En la película de la semana pasada, MobyDick, aparecía un hombre que había tenido una vida de lo más dura, que tenía recuerdos de travesuras de infancia pero también recuerdos de prisión y que en un momento decía: Me acuerdo de todo aquello. Y a veces me acuerdo de lo que me va a pasar y todo. Y añadía: ¿Sabes cómo se consigue eso? Estando en paz. Estando en paz consigo mismo. Luego, en el debate, Miriam dijo que le recordaba a un poema portugués que entendí que venía a decir lo contrario: lo peor que le podía pasar a uno era tener la perfecta memoria de lo que le va a pasar mañana y al día siguiente y al siguiente. En realidad me da la extraña sensación de que tanto el hombre en paz consigo mismo como el poeta portugués tienen razón, aunque digan cosas opuestas, y la película de Nicholas Ray tiene algo de eso, es el arte de filmar la contradicción sin negar ninguna de las partes.
En esta película el mundo del no saber lo que va a pasar mañana es el mundo del rodeo, uno de esos mundos donde se gana y se pierde dinero rápido, un mundo de toros y de caballos, de vida en caravanas, de dados, de caras marcadas por una cornada y de huesos rotos, un mundo donde por cincuenta centavos te enseñan la pierna más estropeada del mundo (¿recordáis que la película de la semana pasada estaba sembrada de piernas rotas?), donde se cuentan una y otra vez las mismas historias, cada vez más exageradas, donde las hazañas duran un instante pero su relato dura el resto de la vida y donde basta decir un nombre, ya sea de hombre, de toro o de caballo, para causar admiración. ¡Es Jeff McCloud! ¡El primero que logró montar a Zombi! Es un pequeño mundo itinerante, un resto del siglo XIX en el siglo XX. Es el mundo del Oeste, ese viejo mundo con el que se hacían las baladas y más tarde las películas, convertido ahora en espectáculo y en deporte, pero todavía errante, todavía imprevisible.

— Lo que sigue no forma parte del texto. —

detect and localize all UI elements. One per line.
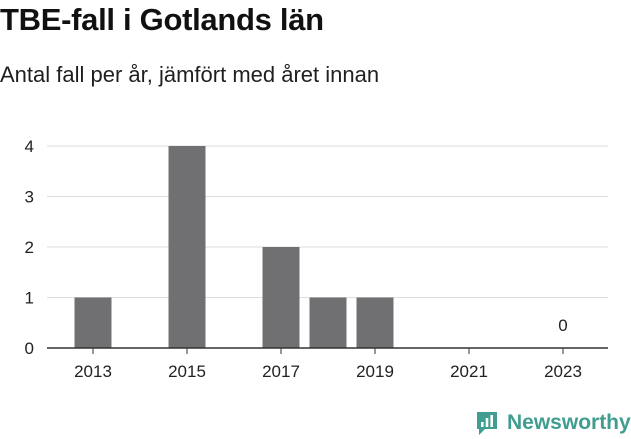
bars — [74, 146, 394, 348]
newsworthy-logo-icon — [477, 412, 497, 435]
y-tick-label-3: 3 — [25, 188, 34, 207]
x-tick-label-2015: 2015 — [168, 362, 206, 381]
tick-labels: 0 1 2 3 4 2013 2015 2017 2019 2021 2023 0 — [25, 137, 582, 381]
chart-title: TBE-fall i Gotlands län — [0, 2, 324, 37]
y-tick-label-4: 4 — [25, 137, 34, 156]
bar-2013 — [74, 297, 112, 348]
gridlines — [47, 145, 608, 298]
y-tick-label-0: 0 — [25, 339, 34, 358]
x-tick-label-2023: 2023 — [544, 362, 582, 381]
y-tick-label-1: 1 — [25, 289, 34, 308]
axes — [47, 347, 608, 354]
bar-2017 — [262, 247, 300, 348]
bar-2015 — [168, 146, 206, 348]
brand-logo: Newsworthy — [475, 408, 631, 438]
x-tick-label-2013: 2013 — [74, 362, 112, 381]
x-tick-label-2019: 2019 — [356, 362, 394, 381]
y-tick-label-2: 2 — [25, 238, 34, 257]
bar-2019 — [356, 297, 394, 348]
data-label-2023: 0 — [558, 316, 567, 335]
x-tick-label-2021: 2021 — [450, 362, 488, 381]
bar-2018 — [309, 297, 347, 348]
brand-name: Newsworthy — [507, 411, 631, 434]
chart-subtitle: Antal fall per år, jämfört med året inna… — [0, 62, 380, 87]
x-tick-label-2017: 2017 — [262, 362, 300, 381]
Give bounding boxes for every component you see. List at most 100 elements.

Frente a esa forma de vida está la otra, la vida en la que se recuerda lo que va a pasar mañana, la vida en la que se ahorra poco a poco, la vida en la que se desea tener una casa propia. En realidad esa vida no la acaba de vivir ninguno de los personajes, pero es un deseo que está ahí, es un futuro por el que luchar, y es, sobre todo, el deseo de un personaje, una mujer que viene de generaciones de vida errante: Los míos eran cosechadores de fruta. Mi padre era jornalero. Crecí en tiendas y campamentos. Hasta los 19 nunca supe lo que eran un par de medias. Nunca tuvimos una casa. Siempre sentí envidia de la gente que tenía casas, que vivía siempre en la misma ciudad y tenía alguien a quien amar. También para ella el tener recuerdos de lo que le pasará mañana sería un signo de estar al fin en paz consigo misma y a su manera va a luchar por esa paz contra un mundo incierto, un pequeño mundo de hombres.
Cuando vi esta película tuve una sensación que no acabo de poder explicar: me pareció que los personajes de la película eran adultos, o que tenían problemas de adultos. No sé muy bien qué es lo qué metí inconscientemente dentro de la palabra "adultos", quizás fuese esa cuestión del deseo de tener una casa y de la conciencia del dinero que para ello hace falta, quizás fuese que a los personajes se les habían empequeñecido las cosas y que esto era algo que necesitaban para seguir viviendo, que sus recuerdos del ayer y sus recuerdos del mañana fuesen más pequeños, como esas casas que uno vuelve a ver al cabo de los años y no son tan grandes como se recuerdan. O quizás fuese que lo que pasaba entre los personajes era algo complejo y que no podría nunca ser del todo resuelto. Quizás fuese también la sensación de ver coches en un mundo de cowboys. Ahora el país ya no es tan ancho como era, las hazañas suceden a hora fija, según un calendario deportivo, y son medidas por un cronómetro.
Pero quizás no sea eso, quizás adultos no sea la palabra, quizás sea otra cosa, venid este martes 30 de enero, a las ocho, al cine-club Chantal, en La Ingobernable,Calle Gobernador 39, venid y lo vemos y lo hablamos y lo pensamos.
Y si queréis podéis venir vestidos a cuadros, iréis a juego con la película.The Lusty Man (Hombres errantes, Nicholas Ray, 1952).